Cold, Sol noted with satisfaction. No claw marks. No thermal signatures. No residual spiritual density. No bones or acidic slime near the entrance.
It was completely devoid of animal traces. No giant birds or arboreal serpents had claimed it. It was a blank slate.
He climbed up to the lip of the opening, only to realize that while the hollow itself looked deep, the actual entrance was far too narrow for his broad, heavily muscled shoulders to squeeze through.
“Nothing a little remodeling can’t fix,” Sol muttered.
He drew one of his balde. Knowing the mundane stone would shatter against the petrified wood of a Great Orrath tree, he flooded the blade with a dense layer of his Golden Liquid. The edge glowed with a faint, heavy, golden aura.
He jammed the knife into the wood and began to carve. The reinforced blade sliced through the ancient, purple-black timber like a hot scalpel through wax. He worked quickly and quietly, shaving away thick slabs of bark and wood until the opening was wide enough.
Sol slid inside.
The interior of the hollow was surprisingly spacious, completely insulated from the damp heavy air of the jungle. It was a natural, dry cavern suspended hundreds of feet in the air. The wood inside was smooth and dry, smelling faintly of old dust and rich, spiced sap. It was easily large enough for him to stand up completely straight, and more importantly, he could lay down without having his boots hang out of the entrance. It felt like a high-altitude vacation spot.
“Not a bad starter base,” Sol grunted approvingly.
He spent the next few minutes cleaning it up, kicking out centuries of accumulated dead leaves and loose wood chips. He then carefully scaled down a few branches to harvest a bundle of massive, fern-like leaves that felt as soft as velvet… making absolutely sure they didn’t possess microscopic teeth or flesh-eating spores before bringing them back up.

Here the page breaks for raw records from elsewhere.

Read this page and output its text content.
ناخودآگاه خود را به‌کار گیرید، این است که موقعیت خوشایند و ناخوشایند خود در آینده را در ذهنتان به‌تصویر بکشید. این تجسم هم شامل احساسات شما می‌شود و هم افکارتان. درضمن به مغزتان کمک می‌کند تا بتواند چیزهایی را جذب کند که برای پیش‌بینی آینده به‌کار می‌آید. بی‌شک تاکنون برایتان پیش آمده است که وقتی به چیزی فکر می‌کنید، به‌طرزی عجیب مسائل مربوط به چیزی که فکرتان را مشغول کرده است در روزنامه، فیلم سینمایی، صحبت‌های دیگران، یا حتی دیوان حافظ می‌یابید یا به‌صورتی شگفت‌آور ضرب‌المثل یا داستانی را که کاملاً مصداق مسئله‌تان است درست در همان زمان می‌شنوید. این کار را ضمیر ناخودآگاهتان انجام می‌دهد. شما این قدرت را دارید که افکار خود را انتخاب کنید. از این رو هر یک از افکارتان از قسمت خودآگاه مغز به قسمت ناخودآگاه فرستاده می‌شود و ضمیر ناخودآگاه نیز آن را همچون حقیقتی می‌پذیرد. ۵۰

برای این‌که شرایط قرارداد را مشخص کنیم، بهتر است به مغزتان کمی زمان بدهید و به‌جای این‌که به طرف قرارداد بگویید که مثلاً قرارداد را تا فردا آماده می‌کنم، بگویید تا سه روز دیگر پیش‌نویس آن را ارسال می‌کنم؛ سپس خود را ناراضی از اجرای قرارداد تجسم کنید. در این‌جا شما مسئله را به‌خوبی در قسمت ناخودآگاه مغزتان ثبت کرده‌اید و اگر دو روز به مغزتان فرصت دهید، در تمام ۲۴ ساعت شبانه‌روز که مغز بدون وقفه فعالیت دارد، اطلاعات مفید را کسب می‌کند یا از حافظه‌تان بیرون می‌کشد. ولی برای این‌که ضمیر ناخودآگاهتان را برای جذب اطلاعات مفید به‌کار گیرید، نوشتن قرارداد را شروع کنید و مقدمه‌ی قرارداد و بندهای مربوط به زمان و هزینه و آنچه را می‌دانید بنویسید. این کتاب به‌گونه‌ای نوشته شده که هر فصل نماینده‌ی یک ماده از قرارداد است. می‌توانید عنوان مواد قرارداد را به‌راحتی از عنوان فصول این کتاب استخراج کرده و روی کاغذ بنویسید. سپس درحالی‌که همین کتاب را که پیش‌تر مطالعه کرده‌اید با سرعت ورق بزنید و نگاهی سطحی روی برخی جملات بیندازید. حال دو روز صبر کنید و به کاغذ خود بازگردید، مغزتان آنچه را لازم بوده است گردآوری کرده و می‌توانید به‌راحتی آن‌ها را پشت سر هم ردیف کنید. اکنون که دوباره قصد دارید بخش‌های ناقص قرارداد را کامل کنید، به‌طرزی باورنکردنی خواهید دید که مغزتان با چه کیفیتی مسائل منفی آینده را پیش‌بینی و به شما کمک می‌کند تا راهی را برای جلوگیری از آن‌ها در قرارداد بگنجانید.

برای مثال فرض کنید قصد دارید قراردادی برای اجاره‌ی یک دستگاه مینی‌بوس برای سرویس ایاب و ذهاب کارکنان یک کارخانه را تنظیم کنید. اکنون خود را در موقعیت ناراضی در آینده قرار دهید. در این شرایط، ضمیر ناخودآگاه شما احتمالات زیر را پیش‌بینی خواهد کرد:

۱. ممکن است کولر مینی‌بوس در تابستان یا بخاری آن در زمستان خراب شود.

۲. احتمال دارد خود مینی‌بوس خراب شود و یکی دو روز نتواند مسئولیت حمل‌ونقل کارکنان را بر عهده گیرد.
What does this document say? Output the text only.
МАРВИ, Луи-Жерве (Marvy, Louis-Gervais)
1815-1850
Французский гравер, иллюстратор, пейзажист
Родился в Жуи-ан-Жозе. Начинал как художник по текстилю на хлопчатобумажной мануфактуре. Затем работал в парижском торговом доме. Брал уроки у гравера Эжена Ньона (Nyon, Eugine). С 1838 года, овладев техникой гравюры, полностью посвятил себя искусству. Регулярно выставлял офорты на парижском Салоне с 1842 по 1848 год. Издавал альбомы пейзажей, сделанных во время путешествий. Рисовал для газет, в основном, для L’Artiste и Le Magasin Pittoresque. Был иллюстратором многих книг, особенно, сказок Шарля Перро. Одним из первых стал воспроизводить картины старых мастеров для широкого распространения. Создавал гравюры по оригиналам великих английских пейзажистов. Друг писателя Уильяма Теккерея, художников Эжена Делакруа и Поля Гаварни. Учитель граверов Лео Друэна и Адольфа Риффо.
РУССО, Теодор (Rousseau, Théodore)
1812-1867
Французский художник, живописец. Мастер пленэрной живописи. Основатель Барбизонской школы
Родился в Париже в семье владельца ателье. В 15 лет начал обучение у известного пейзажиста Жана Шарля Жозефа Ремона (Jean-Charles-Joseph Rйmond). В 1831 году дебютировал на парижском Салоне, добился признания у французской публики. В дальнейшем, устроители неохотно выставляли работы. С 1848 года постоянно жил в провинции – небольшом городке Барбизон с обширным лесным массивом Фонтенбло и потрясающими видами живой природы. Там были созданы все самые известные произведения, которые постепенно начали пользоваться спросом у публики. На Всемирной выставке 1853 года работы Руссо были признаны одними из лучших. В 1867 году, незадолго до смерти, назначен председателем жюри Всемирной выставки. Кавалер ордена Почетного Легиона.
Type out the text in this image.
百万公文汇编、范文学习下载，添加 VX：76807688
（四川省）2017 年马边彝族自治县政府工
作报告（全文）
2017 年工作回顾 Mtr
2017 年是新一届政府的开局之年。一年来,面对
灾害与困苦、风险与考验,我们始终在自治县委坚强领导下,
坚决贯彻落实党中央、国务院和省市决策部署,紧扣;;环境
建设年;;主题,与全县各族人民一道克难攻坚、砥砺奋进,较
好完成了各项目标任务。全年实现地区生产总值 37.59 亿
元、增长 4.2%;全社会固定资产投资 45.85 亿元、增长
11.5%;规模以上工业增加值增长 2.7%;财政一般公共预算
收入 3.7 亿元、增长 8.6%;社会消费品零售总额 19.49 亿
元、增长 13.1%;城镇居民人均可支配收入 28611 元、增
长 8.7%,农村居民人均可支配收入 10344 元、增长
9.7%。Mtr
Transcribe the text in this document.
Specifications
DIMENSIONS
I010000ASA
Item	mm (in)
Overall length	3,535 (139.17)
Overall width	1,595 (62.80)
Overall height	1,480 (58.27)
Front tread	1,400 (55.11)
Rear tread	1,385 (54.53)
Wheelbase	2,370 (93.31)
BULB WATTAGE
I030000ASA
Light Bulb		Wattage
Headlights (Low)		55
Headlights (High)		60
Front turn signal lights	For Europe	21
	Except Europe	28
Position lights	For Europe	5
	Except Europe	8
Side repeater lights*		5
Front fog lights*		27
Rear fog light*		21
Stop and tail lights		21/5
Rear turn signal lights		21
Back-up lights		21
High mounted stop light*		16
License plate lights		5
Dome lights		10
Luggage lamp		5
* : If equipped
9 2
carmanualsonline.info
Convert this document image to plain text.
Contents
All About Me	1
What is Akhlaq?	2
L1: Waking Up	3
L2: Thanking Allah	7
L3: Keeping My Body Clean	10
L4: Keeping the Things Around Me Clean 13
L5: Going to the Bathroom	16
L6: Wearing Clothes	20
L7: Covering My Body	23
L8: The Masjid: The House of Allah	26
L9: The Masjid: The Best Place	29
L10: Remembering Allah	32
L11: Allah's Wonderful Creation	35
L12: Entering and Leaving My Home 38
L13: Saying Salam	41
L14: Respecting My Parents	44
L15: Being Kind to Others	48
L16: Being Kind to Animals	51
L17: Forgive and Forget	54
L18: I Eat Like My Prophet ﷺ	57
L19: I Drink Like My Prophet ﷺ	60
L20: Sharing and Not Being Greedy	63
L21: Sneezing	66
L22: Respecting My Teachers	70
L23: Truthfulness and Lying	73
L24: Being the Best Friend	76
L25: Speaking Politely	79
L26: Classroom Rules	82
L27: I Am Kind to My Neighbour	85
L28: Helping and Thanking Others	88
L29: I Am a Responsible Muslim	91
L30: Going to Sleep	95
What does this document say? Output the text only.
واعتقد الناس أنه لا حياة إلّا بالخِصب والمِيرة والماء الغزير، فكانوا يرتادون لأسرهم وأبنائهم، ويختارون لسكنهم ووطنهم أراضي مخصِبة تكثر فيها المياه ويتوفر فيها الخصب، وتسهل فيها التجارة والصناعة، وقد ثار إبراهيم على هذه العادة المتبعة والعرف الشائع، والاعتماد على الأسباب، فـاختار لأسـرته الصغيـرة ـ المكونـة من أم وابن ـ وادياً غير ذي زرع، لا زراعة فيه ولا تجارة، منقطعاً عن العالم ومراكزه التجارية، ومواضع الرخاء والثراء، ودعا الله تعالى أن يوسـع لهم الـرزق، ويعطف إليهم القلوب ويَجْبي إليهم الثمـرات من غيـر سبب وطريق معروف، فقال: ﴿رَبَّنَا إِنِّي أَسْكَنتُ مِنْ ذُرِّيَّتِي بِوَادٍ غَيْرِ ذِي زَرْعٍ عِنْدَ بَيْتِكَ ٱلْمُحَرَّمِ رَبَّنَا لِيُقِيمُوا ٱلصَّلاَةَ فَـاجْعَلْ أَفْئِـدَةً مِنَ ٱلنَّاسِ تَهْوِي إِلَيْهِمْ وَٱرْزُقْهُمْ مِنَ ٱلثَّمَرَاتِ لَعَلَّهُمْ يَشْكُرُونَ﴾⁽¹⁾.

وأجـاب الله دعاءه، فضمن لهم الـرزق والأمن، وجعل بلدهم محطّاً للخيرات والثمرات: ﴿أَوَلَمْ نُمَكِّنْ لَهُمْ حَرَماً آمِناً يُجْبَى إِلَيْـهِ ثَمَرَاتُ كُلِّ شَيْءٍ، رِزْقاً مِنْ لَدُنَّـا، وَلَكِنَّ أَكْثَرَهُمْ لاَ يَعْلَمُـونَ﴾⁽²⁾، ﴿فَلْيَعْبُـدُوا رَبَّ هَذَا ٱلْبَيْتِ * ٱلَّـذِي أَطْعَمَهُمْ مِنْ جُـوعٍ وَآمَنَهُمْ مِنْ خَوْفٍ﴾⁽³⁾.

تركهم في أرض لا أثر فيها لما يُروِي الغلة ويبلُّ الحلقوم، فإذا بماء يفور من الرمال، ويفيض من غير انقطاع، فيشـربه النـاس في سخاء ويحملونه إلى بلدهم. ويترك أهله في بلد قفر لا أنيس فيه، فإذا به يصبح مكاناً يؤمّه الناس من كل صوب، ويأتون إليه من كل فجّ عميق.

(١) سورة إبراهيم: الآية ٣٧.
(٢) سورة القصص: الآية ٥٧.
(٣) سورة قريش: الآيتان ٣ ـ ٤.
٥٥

He layered the giant leaves across the dry wooden floor, creating a thick, surprisingly comfortable makeshift bed.
Finally, Sol sat down on his leaf mattress. He let out a long, heavy exhale.
For the first time since he had entered this primitive jungle, he actually had a moment to completely relax his nerves. The constant, razor-sharp tension that had gripped his muscles since he entered the Great Orrath finally began to uncoil. He had time to actually relax his nerves, albeit just a bit.
He unstrapped his bone armor, letting it clatter softly against the wood, and leaned back against the curved inner wall of the tree.
He pulled the waterskin from his belt and took several long, greedy gulps of the cool, metallic-tasting water. He dug into his woven pouch, pulling out a strip of the heavily salted Essence-Meat and a glowing, cyan Star-Fruit.
The meat was tough and tasted vaguely of copper, but it was packed with dense calories. The Star-Fruit, however, was incredibly sweet and tart, bursting with a refreshing juice that instantly cleared the fatigue from his mind and instantly replenished the minor mental fatigue of the day’s constant Crimson-Sight usage.
As he ate, Sol shifted his position, leaning against the edge of the carved opening to look out over the Great Orrath.